Mr. Boston Official Bartender's Guide
- First edition, published in 1935
- Original title: Old Mr. Boston Official Bartender's Guide
- Language: English
- Subject: Bartending
- Publication date: 1935 (first edition)
- Publication place: United States
- Media type: Print
- Dewey Decimal: 641.874
- Website: mrbostondrinks.com

= Mr. Boston Official Bartender's Guide =

Mr. Boston Official Bartender's Guide is a cocktail recipe book and bartending manual first published in 1935. The guide was once used on nearly every bar shelf in the United States. About 11 million copies were printed in 68 editions, as of 2015.

==Attributes==
Before the internet, the book helped play a role in bars across the United States in the creation of unfamiliar cocktails; bartenders would look up recipes in a printed bartender's guide, oftentimes the Mr. Boston Official Bartender's Guide, and not know anything beyond that recipe. In the modern day, bartenders can find a plethora of recipes, the drink's history, who is known for drinking it, and other details, helping spur the cocktail renaissance.

The book serves as a historical document – it featured popular new recipes in each edition, making each book represent what the public was drinking at the time.

About 11 million copies have been printed in 68 editions, as of 2015.

The book is recognizable for maintaining its branding across the decades, including a cherry-red cover, a small size, and a logo of "Old Mr. Boston", a man with a top hat and muttonchops, with an easy-going grin and stout stature.

==History==
The Mr. Boston Official Bartender's Guide was first published by the Ben-Burk Inc., owners and operators of a distillery producing Mr. Boston-branded liquors. The company was founded in 1927, during Prohibition, and began distilling in 1933, around the time of Prohibition's repeal.
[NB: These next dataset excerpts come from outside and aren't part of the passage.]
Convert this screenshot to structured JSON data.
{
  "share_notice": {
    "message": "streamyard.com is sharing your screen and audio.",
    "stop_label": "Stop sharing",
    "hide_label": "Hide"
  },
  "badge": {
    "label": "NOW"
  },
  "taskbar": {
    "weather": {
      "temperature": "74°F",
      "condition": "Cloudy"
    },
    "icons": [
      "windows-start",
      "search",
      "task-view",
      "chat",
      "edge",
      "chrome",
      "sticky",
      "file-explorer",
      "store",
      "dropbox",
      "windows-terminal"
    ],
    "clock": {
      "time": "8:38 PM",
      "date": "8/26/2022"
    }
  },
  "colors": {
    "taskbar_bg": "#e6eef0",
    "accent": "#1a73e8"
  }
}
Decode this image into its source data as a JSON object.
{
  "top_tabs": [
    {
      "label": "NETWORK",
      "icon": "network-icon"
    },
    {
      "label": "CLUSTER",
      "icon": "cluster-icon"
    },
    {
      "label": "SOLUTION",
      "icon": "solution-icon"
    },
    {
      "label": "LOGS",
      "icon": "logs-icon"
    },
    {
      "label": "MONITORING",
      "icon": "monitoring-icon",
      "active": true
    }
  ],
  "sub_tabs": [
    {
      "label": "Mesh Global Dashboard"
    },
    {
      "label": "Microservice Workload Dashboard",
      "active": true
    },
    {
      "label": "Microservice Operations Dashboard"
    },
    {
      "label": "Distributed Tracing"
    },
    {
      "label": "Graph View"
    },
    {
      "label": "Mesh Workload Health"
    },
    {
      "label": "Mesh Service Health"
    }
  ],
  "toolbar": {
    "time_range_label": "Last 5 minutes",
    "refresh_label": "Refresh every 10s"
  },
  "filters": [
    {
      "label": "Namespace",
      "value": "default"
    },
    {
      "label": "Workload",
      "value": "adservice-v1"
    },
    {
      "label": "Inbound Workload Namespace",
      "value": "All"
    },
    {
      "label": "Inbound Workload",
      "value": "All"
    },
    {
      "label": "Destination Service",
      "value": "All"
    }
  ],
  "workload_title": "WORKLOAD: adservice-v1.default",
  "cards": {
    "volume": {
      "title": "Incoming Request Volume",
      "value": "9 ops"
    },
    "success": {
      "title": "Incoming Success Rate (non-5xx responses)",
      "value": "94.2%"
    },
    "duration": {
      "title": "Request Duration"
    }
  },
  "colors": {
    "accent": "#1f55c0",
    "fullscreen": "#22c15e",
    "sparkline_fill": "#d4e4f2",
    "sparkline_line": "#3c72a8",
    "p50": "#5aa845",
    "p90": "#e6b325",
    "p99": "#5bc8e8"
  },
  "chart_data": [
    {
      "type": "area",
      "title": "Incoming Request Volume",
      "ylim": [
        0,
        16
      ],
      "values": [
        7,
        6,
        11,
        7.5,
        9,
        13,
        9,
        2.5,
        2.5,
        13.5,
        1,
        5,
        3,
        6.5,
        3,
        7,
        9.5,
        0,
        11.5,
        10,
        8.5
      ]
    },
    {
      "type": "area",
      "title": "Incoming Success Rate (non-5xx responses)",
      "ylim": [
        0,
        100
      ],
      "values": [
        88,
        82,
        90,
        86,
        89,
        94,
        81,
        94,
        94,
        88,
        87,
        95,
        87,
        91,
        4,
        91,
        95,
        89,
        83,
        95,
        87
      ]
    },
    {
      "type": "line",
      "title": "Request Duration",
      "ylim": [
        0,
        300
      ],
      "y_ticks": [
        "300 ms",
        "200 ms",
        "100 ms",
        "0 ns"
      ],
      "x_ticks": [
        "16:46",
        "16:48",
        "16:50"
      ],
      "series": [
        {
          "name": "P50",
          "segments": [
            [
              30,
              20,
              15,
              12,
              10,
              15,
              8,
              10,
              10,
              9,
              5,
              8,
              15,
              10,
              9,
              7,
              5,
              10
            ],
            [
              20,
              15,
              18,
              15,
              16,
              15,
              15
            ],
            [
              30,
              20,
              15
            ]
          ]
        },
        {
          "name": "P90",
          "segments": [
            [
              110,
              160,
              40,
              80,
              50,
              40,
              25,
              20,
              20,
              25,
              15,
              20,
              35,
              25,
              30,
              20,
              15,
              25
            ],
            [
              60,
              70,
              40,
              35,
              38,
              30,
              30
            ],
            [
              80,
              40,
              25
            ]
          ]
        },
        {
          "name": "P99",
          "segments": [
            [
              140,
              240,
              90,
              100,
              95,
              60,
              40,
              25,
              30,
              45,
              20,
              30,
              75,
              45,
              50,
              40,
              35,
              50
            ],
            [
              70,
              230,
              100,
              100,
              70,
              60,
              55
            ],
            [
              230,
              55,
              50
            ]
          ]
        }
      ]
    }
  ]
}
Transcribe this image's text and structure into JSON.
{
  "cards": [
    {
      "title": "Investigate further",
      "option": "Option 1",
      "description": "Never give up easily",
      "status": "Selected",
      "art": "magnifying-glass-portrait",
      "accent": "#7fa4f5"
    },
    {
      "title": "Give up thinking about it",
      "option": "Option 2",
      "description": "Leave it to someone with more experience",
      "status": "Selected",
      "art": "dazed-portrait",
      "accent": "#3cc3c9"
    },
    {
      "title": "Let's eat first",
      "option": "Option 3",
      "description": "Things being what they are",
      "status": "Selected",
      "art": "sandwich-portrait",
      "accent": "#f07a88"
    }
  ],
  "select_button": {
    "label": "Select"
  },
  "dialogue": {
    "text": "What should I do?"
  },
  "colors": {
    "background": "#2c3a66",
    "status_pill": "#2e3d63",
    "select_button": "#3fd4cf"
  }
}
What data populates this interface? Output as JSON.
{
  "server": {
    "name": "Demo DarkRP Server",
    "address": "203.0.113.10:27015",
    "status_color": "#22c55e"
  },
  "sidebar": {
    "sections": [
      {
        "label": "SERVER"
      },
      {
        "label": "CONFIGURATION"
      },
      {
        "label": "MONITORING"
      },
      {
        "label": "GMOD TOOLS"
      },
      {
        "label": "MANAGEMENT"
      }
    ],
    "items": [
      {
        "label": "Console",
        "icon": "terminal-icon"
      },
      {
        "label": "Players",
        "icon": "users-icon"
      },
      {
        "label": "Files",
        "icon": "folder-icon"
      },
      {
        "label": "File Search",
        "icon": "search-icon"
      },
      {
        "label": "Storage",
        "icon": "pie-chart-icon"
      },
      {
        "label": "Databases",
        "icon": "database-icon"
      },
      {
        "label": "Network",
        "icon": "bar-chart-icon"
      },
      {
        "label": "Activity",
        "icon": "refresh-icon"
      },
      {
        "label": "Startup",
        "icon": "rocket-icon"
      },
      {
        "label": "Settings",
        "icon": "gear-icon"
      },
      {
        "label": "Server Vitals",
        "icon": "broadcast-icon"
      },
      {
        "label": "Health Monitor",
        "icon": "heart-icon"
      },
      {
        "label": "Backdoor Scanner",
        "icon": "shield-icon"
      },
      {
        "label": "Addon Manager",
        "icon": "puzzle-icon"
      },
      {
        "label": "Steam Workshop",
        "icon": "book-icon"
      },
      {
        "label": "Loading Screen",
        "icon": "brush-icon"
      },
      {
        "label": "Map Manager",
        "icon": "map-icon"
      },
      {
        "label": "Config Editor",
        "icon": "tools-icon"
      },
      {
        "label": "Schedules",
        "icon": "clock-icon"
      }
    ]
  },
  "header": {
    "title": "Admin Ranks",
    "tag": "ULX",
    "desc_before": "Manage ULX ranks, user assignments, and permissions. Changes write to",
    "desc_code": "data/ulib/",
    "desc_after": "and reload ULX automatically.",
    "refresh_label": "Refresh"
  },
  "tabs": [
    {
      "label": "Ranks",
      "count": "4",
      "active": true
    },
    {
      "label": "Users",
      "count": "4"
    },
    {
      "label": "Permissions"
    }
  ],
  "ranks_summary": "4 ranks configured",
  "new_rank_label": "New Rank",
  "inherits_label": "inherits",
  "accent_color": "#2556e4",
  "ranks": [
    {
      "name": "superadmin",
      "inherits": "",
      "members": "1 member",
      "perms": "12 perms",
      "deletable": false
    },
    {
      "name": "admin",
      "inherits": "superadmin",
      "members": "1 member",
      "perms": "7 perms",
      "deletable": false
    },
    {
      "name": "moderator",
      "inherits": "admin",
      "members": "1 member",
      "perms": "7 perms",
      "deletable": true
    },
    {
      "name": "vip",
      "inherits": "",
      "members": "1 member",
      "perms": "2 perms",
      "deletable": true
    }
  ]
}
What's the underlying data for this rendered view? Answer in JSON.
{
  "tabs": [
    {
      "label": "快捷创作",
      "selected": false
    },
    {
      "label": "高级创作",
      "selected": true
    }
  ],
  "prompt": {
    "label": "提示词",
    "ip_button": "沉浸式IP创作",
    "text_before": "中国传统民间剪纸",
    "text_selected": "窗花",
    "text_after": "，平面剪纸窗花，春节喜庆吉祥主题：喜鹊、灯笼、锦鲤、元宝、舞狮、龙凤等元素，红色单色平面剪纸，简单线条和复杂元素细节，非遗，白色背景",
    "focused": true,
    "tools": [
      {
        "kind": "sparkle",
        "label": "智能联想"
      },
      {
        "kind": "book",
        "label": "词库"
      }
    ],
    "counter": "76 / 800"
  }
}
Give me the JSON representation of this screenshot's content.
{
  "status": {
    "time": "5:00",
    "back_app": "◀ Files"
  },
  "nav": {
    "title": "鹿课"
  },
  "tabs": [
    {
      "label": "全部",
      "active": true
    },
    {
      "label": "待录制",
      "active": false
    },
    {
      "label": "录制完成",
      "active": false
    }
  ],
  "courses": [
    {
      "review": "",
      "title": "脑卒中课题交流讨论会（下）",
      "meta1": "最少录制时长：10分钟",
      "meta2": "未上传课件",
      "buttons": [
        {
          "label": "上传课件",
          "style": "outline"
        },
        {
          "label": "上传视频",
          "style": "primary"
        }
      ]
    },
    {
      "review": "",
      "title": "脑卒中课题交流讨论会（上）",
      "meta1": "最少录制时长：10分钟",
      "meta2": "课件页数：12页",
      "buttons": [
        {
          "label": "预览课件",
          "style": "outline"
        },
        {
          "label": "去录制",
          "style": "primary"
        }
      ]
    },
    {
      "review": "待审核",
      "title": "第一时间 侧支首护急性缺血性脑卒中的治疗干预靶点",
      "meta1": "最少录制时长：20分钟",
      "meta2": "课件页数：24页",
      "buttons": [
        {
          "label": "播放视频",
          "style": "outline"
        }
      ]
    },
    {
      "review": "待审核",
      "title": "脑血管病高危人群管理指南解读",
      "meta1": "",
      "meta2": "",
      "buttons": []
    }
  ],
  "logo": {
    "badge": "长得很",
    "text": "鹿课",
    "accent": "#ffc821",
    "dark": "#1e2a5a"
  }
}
The book was first published with 120 recipes, including for "cocktails, fizzes, punches, highballs, toddies, and long drinks." The book sold for 50 U.S. cents. The book became one of many cocktail guides released as early as the 1940s, though its marketing helped it thrive: signature elements including its logo, red cover, and size. The book was edited by Leo Cotton from 1935 until his retirement in 1970, spanning 49 editions. Cotton made sure the book was up-to-date with modern recipes.

Coinciding with Cotton's retirement, the bar industry began to decline into a "dark age". The book remained to be published, though it included low-brow drinks such as the Fuzzy Navel and the Slippery Nipple. In the late 1990s, the cocktail renaissance took place, and bars began to reconsider techniques and recipe creations. The book was then updated, the "Old" was dropped from the book's name, and the company hired notable bartenders to improve the work. These included Jim Meehan, co-founder of Please Don't Tell, Jonathan Pogash, and wine and spirits writer Anthony Giglio. These writers added hundreds of new recipes, expanded the introduction, and redid the chapter sections. By 2015, the latest guide had 336 pages, up from 150 in 1963 and 40 in the 1935 original.

In 2012, an anniversary edition was published by John Wiley & Sons.

In July 2016, Mr. Boston launched its new website, mrbostondrinks.com, where thirteen of the Official Bartender's Guides are available in digital form. It contains about 1,500 cocktail recipes.

The Mr. Boston guides remain recommended into 2019; a writer for The Kitchn advised using a modern copy for reference in home bars, and older editions to rediscover forgotten cocktails.